Anyone see the Huffington Post Article yestdray about a suicide of an Amherst student? Just Google, "Amherst Suicide Huffington Post." to read the entire thing and come to your on conclusions. Very tragic.
Amherst was a topcontender for my D until we visited, read the police blotter, and had every person we asked lie about it. Gorgeous campus, though. This is a very sad story, and I hope it will force change, but somehow I'm not optimistic.
Sakacar, what do you mean "had every person lie about it"? I feel like it is so hard to know the whole story in this case and the case of the female student recently in the news, or in any such case. The victims can tell their side of the story (and I'm not in a position to know whether their story is a subjective or objective experience of their treatment by the College, but I do trust that is was their experience), but the school for reasons of confidentiality laws, at the very least, can't say much. The students who've shared their experience of this crime are definitely brave and responsible to do so. I don't think there's any reason to think anything happened in the course of the crimes other than what the victims have described, but I do think the second half of the tale --how the college and its employees responded-- may well be an area with more shades of grey.
I think the confidentiality laws that prohibit counselors, doctors, therapists, deans, etc. from talking about the details of these cases are critical and must be honored, but I'm wondering how you know what was a lie and not a lie since those of us outside the events can really know so little. Maybe the College is completely wrong, unethical, inept, unprofessional, mean and/or callous, and anyone who claims otherwise is lying -- but how do you know that?
I am talking about weekly reports of crime published in the paper, not a specific incident. The sheer numbers of students being stopped and fined for drunken/inappropriate behavior reported by Amherst in the police blotter section of their paper was alarming, but no one that I spoke to was willing to say it was an issue. They all seemed to think it was funny, or kids being kids. The culture seemed to look away from bad/dangerous behavior and pretend it was something else - that is all I'm saying. Without seeing a problem, you can't fix a problem, and both students and admin seemed to ignore the problem of VERY frequent alcohol-related problems. (Ex. on one weekday, over twelve students were fined for public urination in the quad. This seemed to be just slightly higher than the norm of 7-10 students per night. Fun? Maybe, but I don't want to send my daughter there.)
And, yes, I know students drink and get drunk, and yes, I applaud the use of campus police and reporting of incidents, but if you read Amherst's own student publications, the very real suggestion that students routinely act poorly with respect to alcohol, drugs, and women is everywhere. Others may feel differently, but I was bothered enough to ask everyone I saw, and got the same response - We don't have any problems here.
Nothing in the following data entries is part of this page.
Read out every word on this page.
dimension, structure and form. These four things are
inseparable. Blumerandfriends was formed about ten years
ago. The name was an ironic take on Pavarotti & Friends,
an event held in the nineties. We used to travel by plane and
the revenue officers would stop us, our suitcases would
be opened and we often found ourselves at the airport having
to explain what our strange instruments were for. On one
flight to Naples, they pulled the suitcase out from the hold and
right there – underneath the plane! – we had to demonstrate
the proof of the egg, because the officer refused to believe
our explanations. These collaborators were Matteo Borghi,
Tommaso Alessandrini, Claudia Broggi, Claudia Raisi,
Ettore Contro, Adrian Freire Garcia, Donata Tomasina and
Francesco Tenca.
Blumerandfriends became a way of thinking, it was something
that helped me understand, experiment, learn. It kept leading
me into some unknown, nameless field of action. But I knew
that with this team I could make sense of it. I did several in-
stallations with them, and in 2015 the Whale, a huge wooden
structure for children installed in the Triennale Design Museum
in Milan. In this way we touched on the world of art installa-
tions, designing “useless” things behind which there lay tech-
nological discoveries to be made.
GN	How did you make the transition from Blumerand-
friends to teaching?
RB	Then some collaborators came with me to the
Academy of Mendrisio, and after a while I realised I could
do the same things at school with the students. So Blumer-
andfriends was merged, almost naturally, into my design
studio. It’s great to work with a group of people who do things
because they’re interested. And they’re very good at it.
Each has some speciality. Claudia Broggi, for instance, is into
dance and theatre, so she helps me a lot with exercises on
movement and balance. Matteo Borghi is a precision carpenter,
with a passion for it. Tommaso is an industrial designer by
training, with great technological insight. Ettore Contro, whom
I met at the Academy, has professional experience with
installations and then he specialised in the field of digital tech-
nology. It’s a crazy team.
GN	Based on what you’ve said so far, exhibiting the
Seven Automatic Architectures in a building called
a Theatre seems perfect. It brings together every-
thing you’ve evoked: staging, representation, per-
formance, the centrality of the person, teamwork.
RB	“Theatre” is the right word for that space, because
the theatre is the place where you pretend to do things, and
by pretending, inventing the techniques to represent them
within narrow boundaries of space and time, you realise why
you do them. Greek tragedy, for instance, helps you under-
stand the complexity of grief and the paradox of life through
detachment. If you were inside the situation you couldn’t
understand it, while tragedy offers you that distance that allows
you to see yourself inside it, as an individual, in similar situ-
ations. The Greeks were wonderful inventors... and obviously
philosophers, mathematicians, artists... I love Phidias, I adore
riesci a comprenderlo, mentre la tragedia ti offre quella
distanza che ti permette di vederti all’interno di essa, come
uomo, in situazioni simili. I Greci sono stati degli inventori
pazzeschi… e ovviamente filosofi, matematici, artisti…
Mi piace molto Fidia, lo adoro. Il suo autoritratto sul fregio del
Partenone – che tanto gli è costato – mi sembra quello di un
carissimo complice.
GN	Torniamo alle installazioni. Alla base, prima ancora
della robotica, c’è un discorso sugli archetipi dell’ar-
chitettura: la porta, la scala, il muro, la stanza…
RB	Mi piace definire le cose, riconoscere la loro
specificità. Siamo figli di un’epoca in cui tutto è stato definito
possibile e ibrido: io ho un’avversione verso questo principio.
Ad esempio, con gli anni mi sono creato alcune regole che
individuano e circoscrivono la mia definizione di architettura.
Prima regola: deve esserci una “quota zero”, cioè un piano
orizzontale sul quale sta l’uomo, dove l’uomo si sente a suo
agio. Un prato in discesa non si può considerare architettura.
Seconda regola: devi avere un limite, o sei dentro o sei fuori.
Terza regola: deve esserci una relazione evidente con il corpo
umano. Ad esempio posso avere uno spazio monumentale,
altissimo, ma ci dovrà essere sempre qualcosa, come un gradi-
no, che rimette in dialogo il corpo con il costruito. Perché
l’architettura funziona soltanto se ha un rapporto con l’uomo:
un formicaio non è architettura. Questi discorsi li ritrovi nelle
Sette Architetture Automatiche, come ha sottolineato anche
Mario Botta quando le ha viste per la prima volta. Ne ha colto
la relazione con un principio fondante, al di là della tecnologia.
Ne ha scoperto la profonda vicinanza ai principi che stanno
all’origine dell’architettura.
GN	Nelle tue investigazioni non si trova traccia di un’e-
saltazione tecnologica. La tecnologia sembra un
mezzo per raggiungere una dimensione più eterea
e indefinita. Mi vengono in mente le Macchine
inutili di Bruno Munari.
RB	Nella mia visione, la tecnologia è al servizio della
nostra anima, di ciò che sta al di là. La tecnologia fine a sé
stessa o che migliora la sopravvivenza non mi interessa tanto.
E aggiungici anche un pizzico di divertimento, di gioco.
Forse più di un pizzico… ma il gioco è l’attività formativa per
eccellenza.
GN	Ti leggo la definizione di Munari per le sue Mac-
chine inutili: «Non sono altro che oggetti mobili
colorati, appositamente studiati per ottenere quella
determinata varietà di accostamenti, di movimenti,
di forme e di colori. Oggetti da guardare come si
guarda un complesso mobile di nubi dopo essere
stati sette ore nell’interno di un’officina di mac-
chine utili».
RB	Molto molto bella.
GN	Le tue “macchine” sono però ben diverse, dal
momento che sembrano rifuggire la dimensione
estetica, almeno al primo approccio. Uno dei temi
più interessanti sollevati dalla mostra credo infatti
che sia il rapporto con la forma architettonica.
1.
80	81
Thanks for the clarification. Yes, there is a lot of drinking. My son was quite taken aback by the extent of it when he started as a freshman. (He was also on a sports team, so add an exponent of your choosing there.) He opted for the sub-free freshman dorm after two friends of his who were a year older had the same experience of way-too-many-drunks in their freshman years at their colleges (Northwestern and Stanford).
My daughter had the same experience at her school, too, a flagship state u, where she had to step around puddles of vomit on the sidewalks on Sat. and Sun. mornings as she made her way to the dining hall for breakfast.
Wherever your daughter chooses to attend, you might want to check out the sub-free housing option, if they have one, for freshmen. My son loved his dorm experience his freshman year at Amherst, he made his core-group of friends there in the sub-free dorm that year, and they remain close as brothers and sisters still.
Yes, it's a dorm where the students agree to no alcohol and no drugs. It is of course not as though no student in the sub-free dorm ever drinks, but it is largely minimized, and when students do, it's usually done somewhere else on campus. The dorm itself stays pretty sober. It's a very different environment on Thurs/Fri/Sat nights from the more drinking/partying dorms.
Sorry you would take Amherst off your sons list. As the parent of an Amherst grad, I am satisfied that the administration is taking positive steps to address the situations of late. Unfortunately, sexual assaults happen on every college campus, so if that is the reason you are taking Amherst off the list, he might as well not go to college at all. If I had another child, I would send him/her to Amherst today with NO hesitation.